I've tried that. It's pointless.
— Stephen Gordon (@stephenfgordon) December 13, 2020
Why this gave me pause is because of what this exchange signals about whose voices we are privileging in the media as a matter of course. It’s rare to find a story that involves any kind of spending that does not include the CTF as a source being quoted, because they are reliable to give one “side” to the issue, whether it’s appropriate or not. And this also goes back to my Unifying Theory of Canadian Punditry, where most of the pundits and editors in this country still believe it’s 1995 and will always be 1995 on any fiscal matter – that the county is facing a debt bomb that will threaten it forevermore. That’s not the case, but these voices from the mid-nineties remain central – and indeed, that is where several of our political leaders hailed from, including Jason Kenney and Stephen Harper – and they still have sway because the editors and pundits of this country are also beholden to this era and its beliefs. It’s also about the language employed around the time, where citizens became “taxpayers” in their conception of the country. The CTF fits the ideological niche that these editors and pundits built for themselves, so their voices are privileged, regardless of whether they actually give truthful assessments or not.
Part of the reason also has to do with the media’s general preference to both-sides issues, and when you have a group that reliable offers one “side” – especially because they will always pick up the phone and have a quote for you when you’re on a deadline – then they get amplified.
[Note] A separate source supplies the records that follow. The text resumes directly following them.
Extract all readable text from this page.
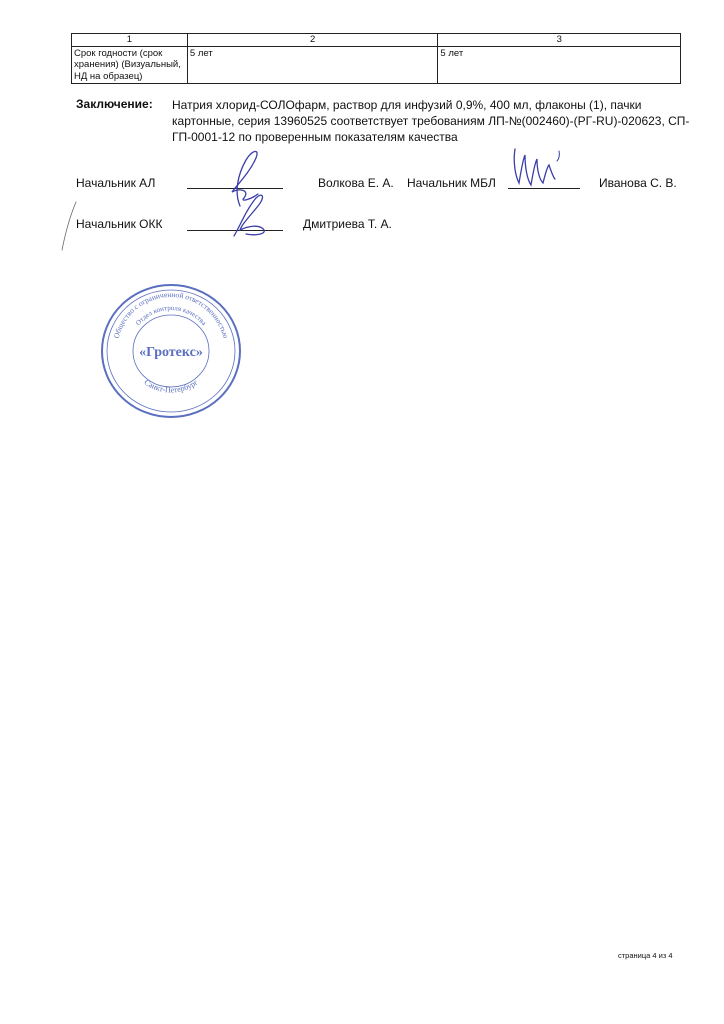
1	2	3
Срок годности (срок хранения) (Визуальный, НД на образец)	5 лет	5 лет
Заключение: Натрия хлорид-СОЛОфарм, раствор для инфузий 0,9%, 400 мл, флаконы (1), пачки картонные, серия 13960525 соответствует требованиям ЛП-№(002460)-(РГ-RU)-020623, СП-ГП-0001-12 по проверенным показателям качества
Начальник АЛ	Волкова Е. А. Начальник МБЛ	Иванова С. В.
Начальник ОКК	Дмитриева Т. А.
Общество с ограниченной ответственностью
Отдел контроля качества
Санкт-Петербург
«Гротекс»
страница 4 из 4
And it’s not just the CTF – it’s also Democracy Watch, and certain professors who are guaranteed to give an outraged quote on no matter the subject, and because they are reliable, they keep getting quoted, and get standing that they would not otherwise be afforded if we subjected their views to actual scrutiny. But this is one of the trade-offs that comes with the twenty-four-hour news cycle and constant deadlines to publish to the web. Journalists start to rely on voices who they know will always answer the phone and give a quote to one of the both-sides, so half the job is done.
This is one of the tells that I look for with many stories I read now – which voices are being privileged? Is it the CTF? Is it Dr. Jack Mintz? Is it Democracy Watch? The inclusion of those voices will pretty much indicate to you how much value to place on the story, because that helps outline what the framing of the piece is – and media literacy goes hand-in-hand with civic literacy.
- The first shipment of the Pfizer vaccine has arrived in Canada.
- As Health Canada nears its approval of the Moderna vaccine, the government is negotiating to receive its initial doses early.
- Here is a bit more about the group of senators and MPs who raised the PornHub issue months ago (though they conflate a lot of things with “trafficking”).
- The government’s new privacy legislation continues to leave political parties unaccountable for the vast amounts of data they collect.
- As the UNDRIP bill is on the Order Paper, Senator Murray Sinclair says the government still has a lot of work to do toward reconciliation.
- Erin O’Toole says he won’t push for an election until after the pandemic is over.
- The Bloc have launched a holiday ad campaign to replace “Bonjour-Hi” in Montreal with “Bonjour-Ho,” and I cannot even.
- Former prime minister Brian Mulroney is said to be on the mend after receiving emergency surgery on Friday night.
- Chantal Hébert recounts the premiers’ reactions to the delay in health transfer negotiations, and wonders if they’ll use it as ammunition in a federal election.